The text is divided into four parts. Part One is an overview of issues, opportunities, and challenges faced by institutions and their leaders such as institutional mission (50) and diverse stakeholders (56). Part Two presents theories and literature in response to topics related to leadership like cross-cultural communication (80), and a “comprehensive leadership megamodel” (109). Part Three adds practical tools and applied models to the theoretical discussions of common issues alternating between effectiveness on the part of individual leaders and organizational effectiveness, one example being a tool for organizational review and improvement (181). Part Four, the final chapter, concerns the development of leaders in higher education.
The authors’ prescience is on display from the outset of the work when they address the query, whither another book on leadership? Leadership, after all, is one of the more hackneyed subjects in recent decades, no less so in higher education where storied presidents, politicians, journalists, prestigious faculty, and popular commentators have all offered perspectives on the state of higher education and prescriptions for a better way forward. While Ruben, De Lisi, and Gigliotti spend a notable portion of the text describing higher education as they see it, their aim is to provide practical resources to current and future leaders, and in this they were successful.

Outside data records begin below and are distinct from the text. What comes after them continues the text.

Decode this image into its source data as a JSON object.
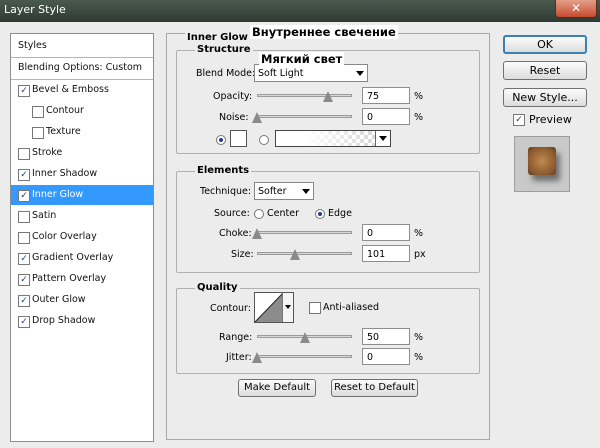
{
  "window": {
    "title": "Layer Style",
    "close": "✕"
  },
  "overlay": {
    "heading": "Внутреннее свечение",
    "sub": "Мягкий свет"
  },
  "sidebar": {
    "styles_label": "Styles",
    "blending": "Blending Options: Custom",
    "items": [
      {
        "label": "Bevel & Emboss",
        "checked": true
      },
      {
        "label": "Contour",
        "checked": false
      },
      {
        "label": "Texture",
        "checked": false
      },
      {
        "label": "Stroke",
        "checked": false
      },
      {
        "label": "Inner Shadow",
        "checked": true
      },
      {
        "label": "Inner Glow",
        "checked": true
      },
      {
        "label": "Satin",
        "checked": false
      },
      {
        "label": "Color Overlay",
        "checked": false
      },
      {
        "label": "Gradient Overlay",
        "checked": true
      },
      {
        "label": "Pattern Overlay",
        "checked": true
      },
      {
        "label": "Outer Glow",
        "checked": true
      },
      {
        "label": "Drop Shadow",
        "checked": true
      }
    ],
    "check": "✓"
  },
  "panel": {
    "title": "Inner Glow",
    "structure": {
      "title": "Structure",
      "blend_mode_label": "Blend Mode:",
      "blend_mode": "Soft Light",
      "opacity_label": "Opacity:",
      "opacity": "75",
      "opacity_level": 0.75,
      "noise_label": "Noise:",
      "noise": "0",
      "noise_level": 0,
      "percent": "%"
    },
    "elements": {
      "title": "Elements",
      "technique_label": "Technique:",
      "technique": "Softer",
      "source_label": "Source:",
      "source_center": "Center",
      "source_edge": "Edge",
      "choke_label": "Choke:",
      "choke": "0",
      "choke_level": 0,
      "size_label": "Size:",
      "size": "101",
      "size_level": 0.4,
      "percent": "%",
      "px": "px"
    },
    "quality": {
      "title": "Quality",
      "contour_label": "Contour:",
      "anti_aliased": "Anti-aliased",
      "range_label": "Range:",
      "range": "50",
      "range_level": 0.5,
      "jitter_label": "Jitter:",
      "jitter": "0",
      "jitter_level": 0,
      "percent": "%"
    },
    "make_default": "Make Default",
    "reset_default": "Reset to Default"
  },
  "buttons": {
    "ok": "OK",
    "reset": "Reset",
    "new_style": "New Style...",
    "preview": "Preview"
  },
  "colors": {
    "selection": "#3399ff",
    "glow_swatch": "#ffffff"
  }
}
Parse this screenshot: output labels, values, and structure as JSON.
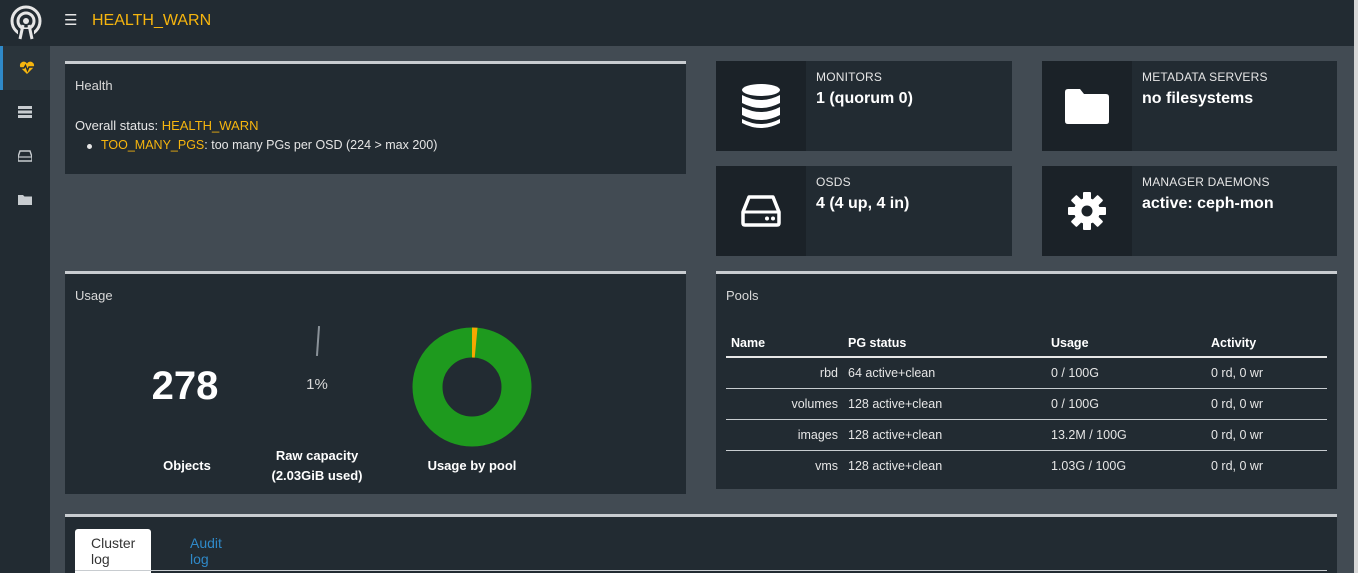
{
  "topbar": {
    "title": "HEALTH_WARN"
  },
  "sidebar": {
    "items": [
      {
        "icon": "heartbeat-icon",
        "active": true
      },
      {
        "icon": "server-list-icon",
        "active": false
      },
      {
        "icon": "hard-drive-icon",
        "active": false
      },
      {
        "icon": "folder-icon",
        "active": false
      }
    ]
  },
  "health": {
    "title": "Health",
    "overall_label": "Overall status: ",
    "overall_value": "HEALTH_WARN",
    "check_code": "TOO_MANY_PGS",
    "check_message": ": too many PGs per OSD (224 > max 200)"
  },
  "stats": {
    "monitors": {
      "label": "MONITORS",
      "value": "1 (quorum 0)",
      "icon": "database-icon"
    },
    "mds": {
      "label": "METADATA SERVERS",
      "value": "no filesystems",
      "icon": "folder-icon"
    },
    "osds": {
      "label": "OSDS",
      "value": "4 (4 up, 4 in)",
      "icon": "hard-drive-icon"
    },
    "mgr": {
      "label": "MANAGER DAEMONS",
      "value": "active: ceph-mon",
      "icon": "gear-icon"
    }
  },
  "usage": {
    "title": "Usage",
    "objects_value": "278",
    "objects_label": "Objects",
    "raw_pct": "1%",
    "raw_fraction": 0.01,
    "raw_label_1": "Raw capacity",
    "raw_label_2": "(2.03GiB used)",
    "pool_chart_label": "Usage by pool",
    "donut_colors": {
      "main": "#1e9a1e",
      "accent": "#f6a800"
    },
    "donut_accent_fraction": 0.015
  },
  "pools": {
    "title": "Pools",
    "columns": [
      "Name",
      "PG status",
      "Usage",
      "Activity"
    ],
    "rows": [
      {
        "name": "rbd",
        "pg": "64 active+clean",
        "usage": "0 / 100G",
        "activity": "0 rd, 0 wr"
      },
      {
        "name": "volumes",
        "pg": "128 active+clean",
        "usage": "0 / 100G",
        "activity": "0 rd, 0 wr"
      },
      {
        "name": "images",
        "pg": "128 active+clean",
        "usage": "13.2M / 100G",
        "activity": "0 rd, 0 wr"
      },
      {
        "name": "vms",
        "pg": "128 active+clean",
        "usage": "1.03G / 100G",
        "activity": "0 rd, 0 wr"
      }
    ]
  },
  "logs": {
    "tabs": [
      {
        "label": "Cluster log",
        "active": true
      },
      {
        "label": "Audit log",
        "active": false
      }
    ]
  },
  "colors": {
    "warn": "#f6b50e",
    "ok": "#3fbf3f",
    "link": "#2f89c8",
    "panel": "#222b32",
    "bg": "#424b53"
  }
}
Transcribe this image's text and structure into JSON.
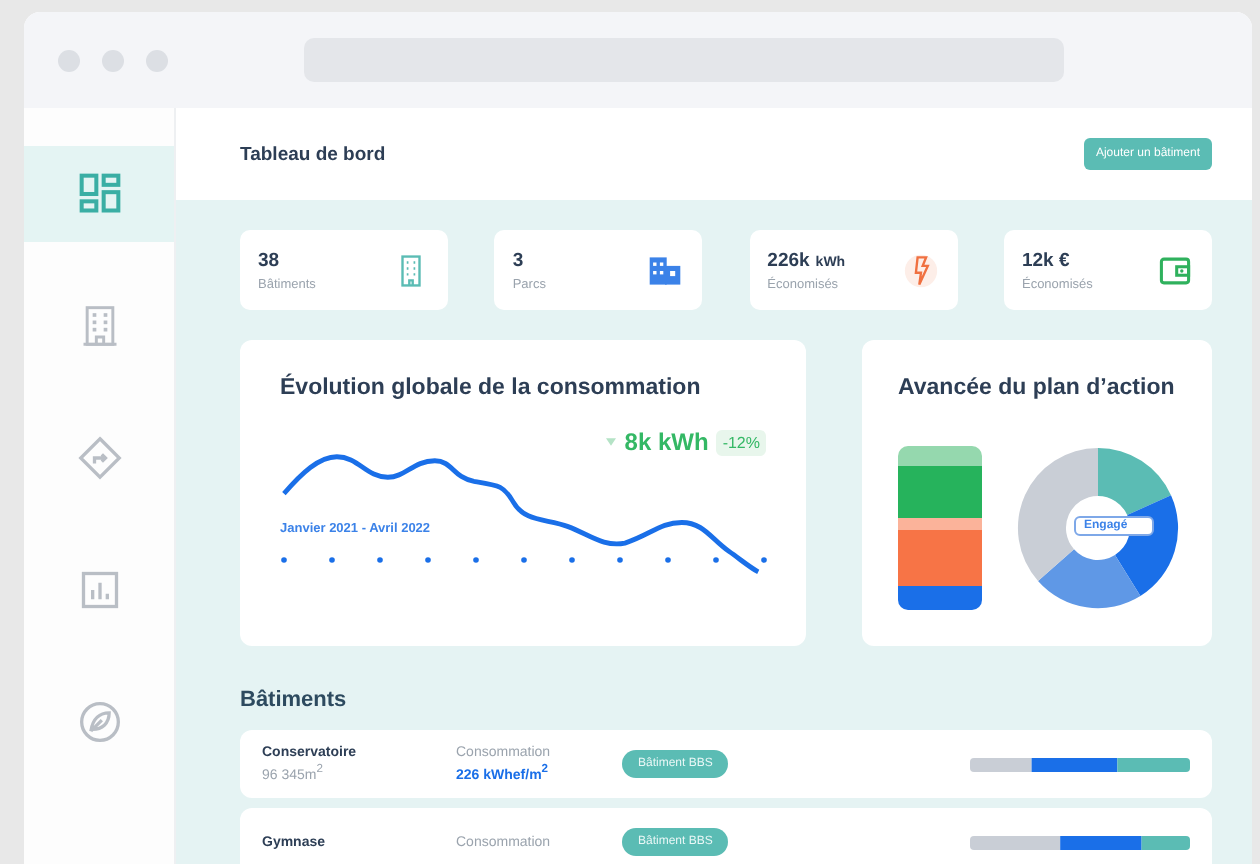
{
  "sidebar": {
    "items": [
      {
        "selected": true
      },
      {
        "selected": false
      },
      {
        "selected": false
      },
      {
        "selected": false
      },
      {
        "selected": false
      }
    ]
  },
  "header": {
    "title": "Tableau de bord",
    "button": "Ajouter un bâtiment"
  },
  "stats": [
    {
      "value": "38",
      "label": "Bâtiments"
    },
    {
      "value": "3",
      "label": "Parcs"
    },
    {
      "value": "226k",
      "unit": "kWh",
      "label": "Économisés"
    },
    {
      "value": "12k €",
      "label": "Économisés"
    }
  ],
  "consumption": {
    "title": "Évolution globale de la consommation",
    "value": "8k kWh",
    "change": "-12%",
    "period": "Janvier 2021 - Avril 2022"
  },
  "action_plan": {
    "title": "Avancée du plan d’action",
    "tooltip": "Engagé"
  },
  "buildings": {
    "title": "Bâtiments",
    "rows": [
      {
        "name": "Conservatoire",
        "area": "96 345m$^{2}$",
        "metric_label": "Consommation",
        "metric_value": "226 kWhef/m$^{2}$",
        "tag": "Bâtiment BBS"
      },
      {
        "name": "Gymnase",
        "metric_label": "Consommation",
        "tag": "Bâtiment BBS"
      }
    ]
  }
}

As such a resource, contingent upon the notions of developing competency- and communication-based leadership, A Guide for Leaders in Higher Education succeeds in providing accessible and useful resources to individuals across different leadership roles. While the authors took great care to ground their writing in case studies, hypotheticals, appendices, and applied models, at times it reads more like an introduction to a higher education textbook than an instrumental guide for those currently in leadership positions. As a midpoint between textbook and reference work, it is still successful at both and provides a clear and unbiased background to issues facing current leaders. For religion faculty in discrete or informal roles at their universities, the authors provide a distinctly helpful, perhaps overlong, review of leadership techniques, tools, and competencies. For current department heads and aspiring administrators, the text will assist in becoming conversant in the topics crisscrossing campuses and systems to better respond to today’s challenges.